Certaines initiatives impliquant les élèves dans la rénovation de leur collège ou lycée, ont donné satisfaction. Cette expérience pourrait ainsi être étendue aux quartiers difficiles où les rénovations voient leurs effets systématiquement réduits à néant.
B Un livret de Civisme :
Il s’agirait d’un carnet qui suivrait l’enfant pendant toute sa scolarité. Chaque année, l’élève débuterait avec un capital de points et toute mauvaise conduite serait sanctionnée par la perte d’un ou plusieurs points selon la gravité de la faute. Cela peut tout à fait être associé aux punitions traditionnelles. On peut imaginer que le total de points compte dans la décision pour un passage en classe supérieure ou soit un bonus pour le brevet ou le baccalauréat. Ou bien, cela peut aussi contribuer à la participation à un voyage scolaire de fin d’année. Les élèves auraient la possibilité de récupérer leur capital en participant à des travaux para-scolaires simples ou en faisant preuve d’actes de bonne conduite. La participation active au projet d’action civique pourrait aussi permettre de regagner des points.
Ce carnet pourrait être un lien entre enseignants et parents sur le comportement de l’enfant à l’école. Il servirait de complément au carnet de correspondance traditionnel, qui est rarement employé pour rendre compte du comportement de l’enfant à l’école.

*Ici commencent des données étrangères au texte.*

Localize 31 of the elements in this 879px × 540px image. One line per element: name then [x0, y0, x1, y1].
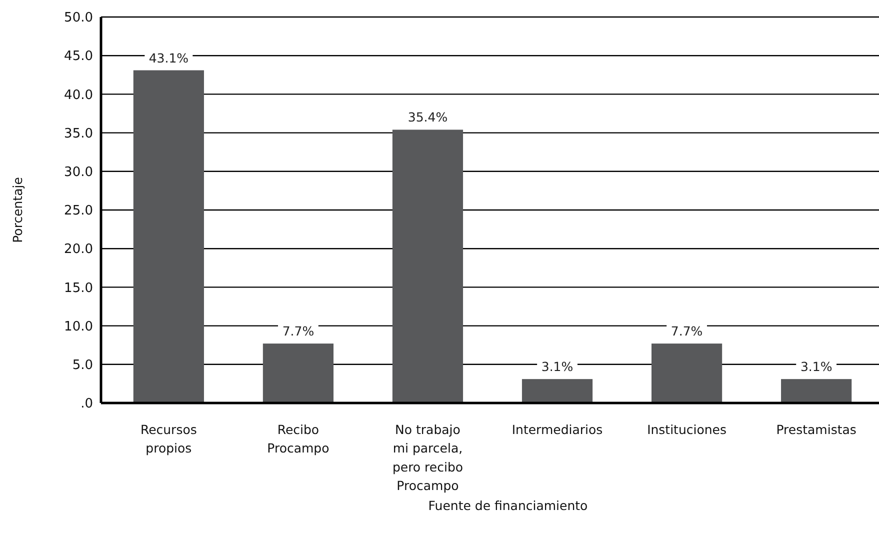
y-tick-label: 50.0 [64, 10, 93, 26]
y-tick-label: 15.0 [64, 280, 93, 296]
data-label: 3.1% [800, 359, 832, 374]
y-tick-label: 40.0 [64, 88, 93, 103]
data-label: 35.4% [408, 110, 448, 125]
bar [392, 130, 464, 403]
y-tick-label: 25.0 [64, 204, 93, 219]
y-tick-label: 45.0 [64, 49, 93, 64]
bar [133, 70, 204, 403]
y-tick-label: 5.0 [72, 358, 93, 373]
x-tick-label: Recursos propios [140, 422, 197, 456]
data-label: 7.7% [282, 324, 314, 339]
data-label: 43.1% [148, 50, 189, 66]
y-tick-label: 35.0 [64, 126, 93, 142]
bar [781, 379, 852, 403]
y-tick-label: .0 [80, 396, 93, 412]
y-axis-title: Porcentaje [10, 176, 25, 243]
y-tick-label: 30.0 [64, 164, 93, 180]
x-tick-label: Intermediarios [512, 422, 603, 437]
x-tick-label: Prestamistas [776, 422, 856, 437]
x-tick-label: Recibo Procampo [267, 422, 330, 456]
y-tick-label: 10.0 [64, 319, 93, 334]
x-tick-label: No trabajo mi parcela, pero recibo Procampo [392, 422, 464, 494]
x-axis-title: Fuente de financiamiento [428, 498, 588, 513]
bar [651, 344, 722, 403]
x-tick-label: Instituciones [647, 422, 727, 437]
bar [522, 379, 593, 403]
bar [262, 344, 334, 403]
data-label: 7.7% [670, 324, 703, 339]
y-tick-label: 20.0 [64, 242, 93, 258]
data-label: 3.1% [541, 359, 574, 374]
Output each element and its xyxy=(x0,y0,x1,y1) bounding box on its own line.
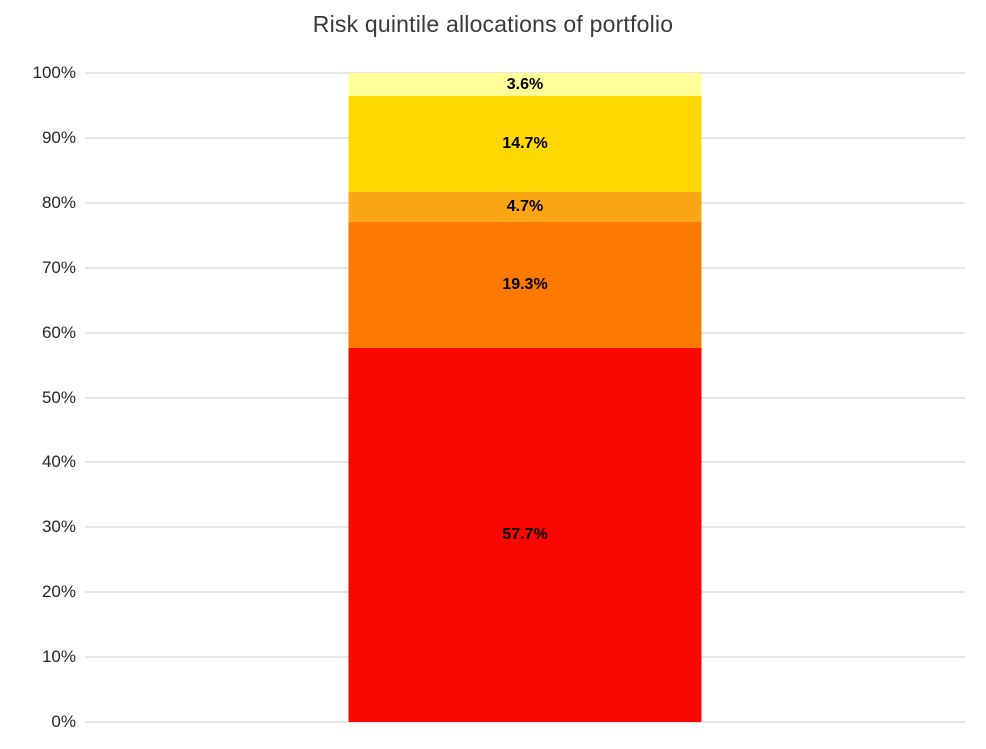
bar-segment-label-quintile-4: 14.7% xyxy=(502,135,548,153)
y-tick-label-10: 10% xyxy=(41,647,76,667)
y-tick-label-40: 40% xyxy=(41,452,76,472)
bar-segment-quintile-4: 14.7% xyxy=(348,96,702,192)
y-tick-label-30: 30% xyxy=(41,517,76,537)
y-tick-label-60: 60% xyxy=(41,322,76,342)
y-tick-label-50: 50% xyxy=(41,387,76,407)
bar-segment-quintile-2: 19.3% xyxy=(348,222,702,348)
y-tick-label-80: 80% xyxy=(41,192,76,212)
bar-segment-quintile-5: 3.6% xyxy=(348,73,702,97)
gridline-100 xyxy=(85,72,965,74)
y-tick-label-0: 0% xyxy=(51,712,76,731)
y-tick-label-90: 90% xyxy=(41,127,76,147)
chart-title: Risk quintile allocations of portfolio xyxy=(312,11,674,37)
stacked-bar: 57.7% 19.3% 4.7% 14.7% 3.6% xyxy=(348,73,702,722)
bar-segment-label-quintile-2: 19.3% xyxy=(502,275,548,293)
bar-segment-quintile-1: 57.7% xyxy=(348,347,702,722)
bar-segment-quintile-3: 4.7% xyxy=(348,191,702,223)
bar-segment-label-quintile-5: 3.6% xyxy=(506,75,544,93)
y-tick-label-20: 20% xyxy=(41,582,76,602)
bar-segment-label-quintile-3: 4.7% xyxy=(506,198,544,216)
y-tick-label-100: 100% xyxy=(32,63,76,82)
gridline-0 xyxy=(85,721,965,723)
y-tick-label-70: 70% xyxy=(41,257,76,277)
bar-segment-label-quintile-1: 57.7% xyxy=(502,525,548,543)
plot-area: 0% 10% 20% 30% 40% 50% 60% 70% 80% 90% 100% 57.7% 1… xyxy=(33,63,965,731)
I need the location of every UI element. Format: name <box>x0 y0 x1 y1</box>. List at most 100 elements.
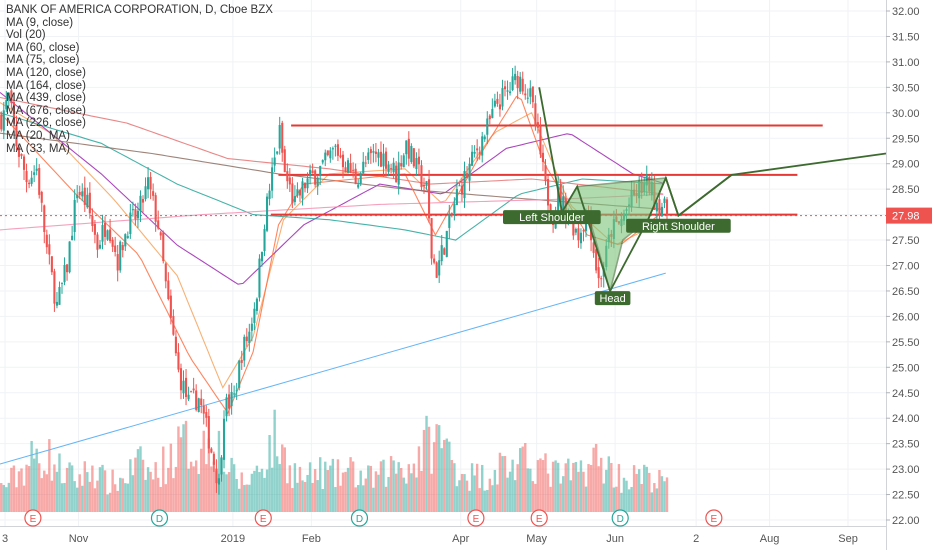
y-tick-label: 22.00 <box>892 515 920 527</box>
candle-body <box>81 191 84 197</box>
indicator-label[interactable]: MA (226, close) <box>6 117 86 130</box>
volume-bar <box>579 460 583 512</box>
candle-body <box>395 165 398 183</box>
indicator-label[interactable]: MA (439, close) <box>6 92 86 105</box>
volume-bar <box>55 471 59 512</box>
indicator-label[interactable]: MA (60, close) <box>6 41 80 54</box>
volume-bar <box>210 466 213 512</box>
earnings-marker <box>24 509 42 527</box>
volume-bar <box>303 481 307 512</box>
volume-bar <box>81 485 84 512</box>
volume-bar <box>313 469 317 512</box>
volume-bar <box>124 483 127 512</box>
candle-body <box>430 218 433 259</box>
volume-bar <box>508 471 512 512</box>
volume-bar <box>296 482 299 512</box>
candle-body <box>149 176 152 190</box>
volume-bar <box>394 473 398 512</box>
volume-bar <box>351 461 355 512</box>
chart-title[interactable]: BANK OF AMERICA CORPORATION, D, Cboe BZX <box>6 4 273 16</box>
volume-bar <box>70 465 74 512</box>
candle-body <box>493 100 496 107</box>
volume-bar <box>308 462 312 512</box>
candle-body <box>162 232 165 262</box>
indicator-label[interactable]: Vol (20) <box>6 29 46 42</box>
candle-body <box>5 100 8 110</box>
indicator-label[interactable]: MA (120, close) <box>6 66 86 79</box>
candle-body <box>400 163 403 167</box>
candle-body <box>311 170 314 174</box>
volume-bar <box>374 471 378 512</box>
candle-body <box>212 453 215 465</box>
volume-bar <box>546 473 550 512</box>
volume-bar <box>35 448 38 512</box>
candle-body <box>88 192 91 214</box>
volume-bar <box>440 448 443 512</box>
candle-body <box>159 232 162 236</box>
volume-bar <box>329 465 332 512</box>
candle-body <box>45 234 48 248</box>
indicator-label[interactable]: MA (9, close) <box>6 16 74 29</box>
volume-bar <box>139 446 142 512</box>
candle-body <box>352 169 355 171</box>
volume-bar <box>468 490 471 512</box>
candle-body <box>486 118 489 135</box>
volume-bar <box>253 470 256 512</box>
indicator-label[interactable]: MA (20, MA) <box>6 129 70 142</box>
candle-body <box>207 416 210 449</box>
trend-line <box>0 272 666 465</box>
candle-body <box>425 181 428 186</box>
volume-bar <box>235 479 238 512</box>
volume-bar <box>349 457 352 512</box>
candle-body <box>28 182 31 185</box>
volume-bar <box>68 462 71 512</box>
volume-bar <box>336 459 340 512</box>
candle-body <box>283 149 286 173</box>
candle-body <box>187 394 190 400</box>
candle-body <box>516 75 519 89</box>
volume-bar <box>412 463 416 512</box>
indicator-label[interactable]: MA (33, MA) <box>6 142 70 155</box>
candle-body <box>291 183 294 204</box>
y-tick-label: 30.00 <box>892 108 920 120</box>
moving-average-line <box>0 96 664 195</box>
x-tick-label: 3 <box>2 533 8 545</box>
indicator-label[interactable]: MA (164, close) <box>6 79 86 92</box>
volume-bar <box>86 472 89 512</box>
indicator-label[interactable]: MA (75, close) <box>6 54 80 67</box>
marker-label: E <box>473 514 480 525</box>
candle-body <box>129 212 132 235</box>
volume-bar <box>278 464 281 512</box>
candle-body <box>321 160 324 163</box>
x-tick-label: Sep <box>838 533 858 545</box>
volume-bar <box>648 472 651 512</box>
volume-bar <box>354 487 357 512</box>
candle-body <box>314 170 317 185</box>
volume-bar <box>620 492 623 512</box>
volume-bar <box>524 443 527 512</box>
candle-body <box>20 153 23 156</box>
candle-body <box>119 241 122 271</box>
indicator-label[interactable]: MA (676, close) <box>6 104 86 117</box>
candle-body <box>521 78 524 92</box>
x-tick-label: Aug <box>760 533 780 545</box>
candle-body <box>200 398 203 406</box>
candle-body <box>238 360 241 388</box>
volume-bar <box>511 459 514 512</box>
candle-body <box>471 151 474 166</box>
volume-bar <box>397 462 400 512</box>
earnings-marker <box>530 509 548 527</box>
candle-body <box>544 165 547 181</box>
volume-bar <box>486 489 489 512</box>
y-tick-label: 27.50 <box>892 235 920 247</box>
candle-body <box>288 177 291 185</box>
candle-body <box>347 160 350 173</box>
candle-body <box>174 336 177 354</box>
volume-bar <box>263 477 266 512</box>
volume-bar <box>473 475 476 512</box>
candle-body <box>572 215 575 236</box>
y-tick-label: 31.50 <box>892 31 920 43</box>
candle-body <box>268 190 271 199</box>
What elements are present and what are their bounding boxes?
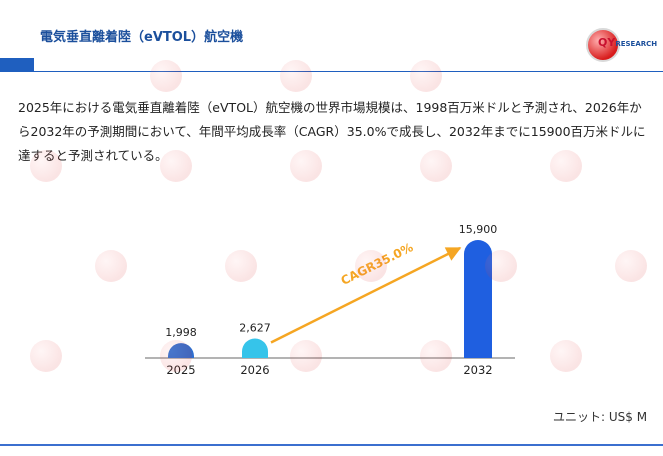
title-accent-block — [0, 58, 34, 72]
logo-text: QY — [598, 36, 616, 49]
category-label-2032: 2032 — [463, 363, 492, 377]
footer-divider — [0, 444, 663, 446]
unit-label: ユニット: US$ M — [553, 410, 648, 424]
category-label-2025: 2025 — [166, 363, 195, 377]
cagr-arrow — [270, 246, 462, 344]
market-description: 2025年における電気垂直離着陸（eVTOL）航空機の世界市場規模は、1998百… — [18, 100, 646, 163]
bar-2026 — [242, 338, 268, 358]
logo-globe-icon — [586, 28, 620, 62]
category-label-2026: 2026 — [240, 363, 269, 377]
bar-2032 — [464, 240, 492, 358]
cagr-label: CAGR35.0% — [339, 240, 416, 288]
value-label-2026: 2,627 — [239, 322, 271, 335]
value-label-2032: 15,900 — [459, 223, 498, 236]
bars-layer: 1,998 2025 2,627 2026 15,900 2032 — [165, 223, 497, 377]
header-divider — [0, 71, 663, 72]
qyresearch-logo: QYRESEARCH — [584, 24, 657, 64]
value-label-2025: 1,998 — [165, 326, 197, 339]
bar-2025 — [168, 343, 194, 358]
page-title: 電気垂直離着陸（eVTOL）航空機 — [40, 30, 244, 45]
logo-wordmark: QYRESEARCH — [598, 36, 657, 49]
logo-subtext: RESEARCH — [615, 40, 658, 48]
header: 電気垂直離着陸（eVTOL）航空機 QYRESEARCH — [0, 0, 663, 76]
market-size-chart: 1,998 2025 2,627 2026 15,900 2032 CAGR35.0% — [145, 223, 515, 377]
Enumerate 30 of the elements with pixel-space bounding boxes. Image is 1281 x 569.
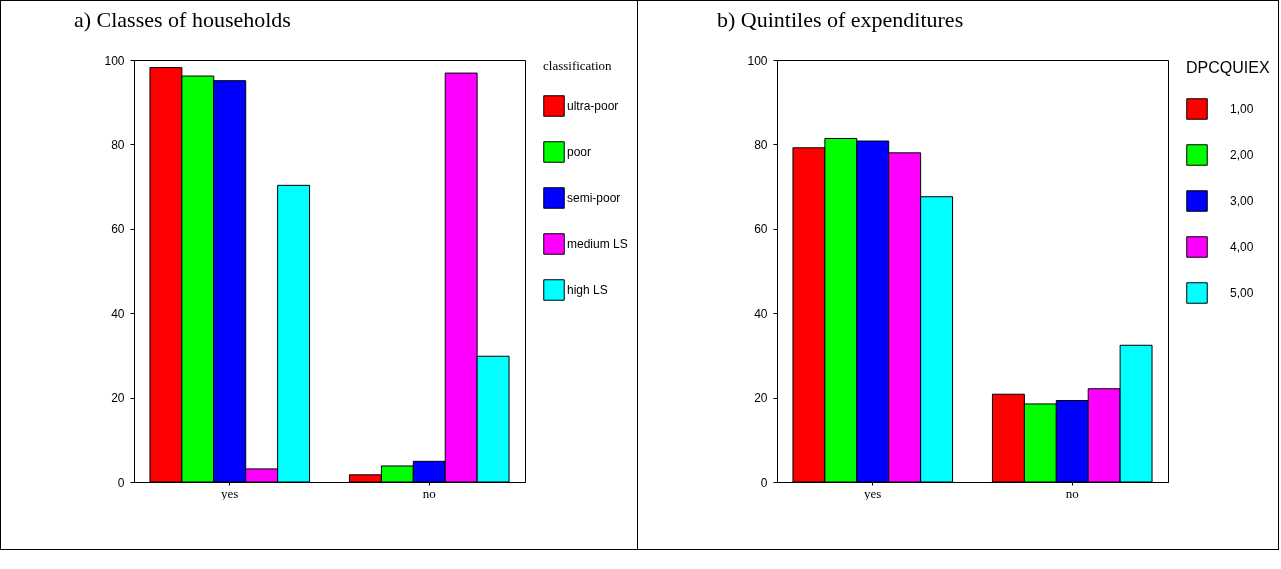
chart-title: a) Classes of households <box>73 7 291 32</box>
legend-label: 4,00 <box>1230 240 1254 254</box>
legend-label: semi-poor <box>567 191 621 205</box>
y-tick-label: 0 <box>117 475 125 490</box>
legend-label: ultra-poor <box>567 99 619 113</box>
legend-label: 3,00 <box>1230 194 1254 208</box>
y-tick-label: 100 <box>104 53 125 68</box>
legend-label: 1,00 <box>1230 102 1254 116</box>
x-tick-label: no <box>1065 485 1079 501</box>
y-tick-label: 60 <box>111 222 125 237</box>
y-tick-label: 80 <box>754 137 768 152</box>
y-tick-label: 20 <box>754 391 768 406</box>
legend-label: 2,00 <box>1230 148 1254 162</box>
legend-label: high LS <box>567 283 608 297</box>
chart-title: b) Quintiles of expenditures <box>716 7 964 32</box>
legend-label: poor <box>567 145 592 159</box>
legend-label: medium LS <box>567 237 628 251</box>
legend-label: 5,00 <box>1230 286 1254 300</box>
y-tick-label: 40 <box>754 306 768 321</box>
y-tick-label: 60 <box>754 222 768 237</box>
x-tick-label: yes <box>221 485 239 501</box>
y-tick-label: 80 <box>111 137 125 152</box>
y-tick-label: 100 <box>747 53 768 68</box>
legend-title: classification <box>543 58 613 73</box>
x-tick-label: yes <box>864 485 882 501</box>
y-tick-label: 20 <box>111 391 125 406</box>
y-tick-label: 0 <box>760 475 768 490</box>
legend-title: DPCQUIEX <box>1186 59 1270 76</box>
y-tick-label: 40 <box>111 306 125 321</box>
x-tick-label: no <box>422 485 436 501</box>
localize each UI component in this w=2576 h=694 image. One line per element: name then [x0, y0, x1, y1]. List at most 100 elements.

2 Les solutions en matière de Citoyenneté :
a) De nouveaux vecteurs de valeurs :
Des règles de vie en société doivent s’apprendre dès la plus petite enfance. A la crèche et à l’école on peut envisager divers jeux où serait appris le respect de l’autre. Ces règles de bonne conduite inculquées dès la toute petite enfance seront reproduites plus tard, “imprimées” dans l’inconscient.
b) La “participation à des missions humanitaires”:
Pour les plus grands, on pourrait offrir la possibilité de partir avec des organismes humanitaires, pour participer, pendant les vacances scolaires, à des missions de courte durée dans les pays du tiers-monde ou en France. Ils pourraient se rendre utiles et découvrir le bonheur inhérent à l’aide de ceux qui sont dans la détresse.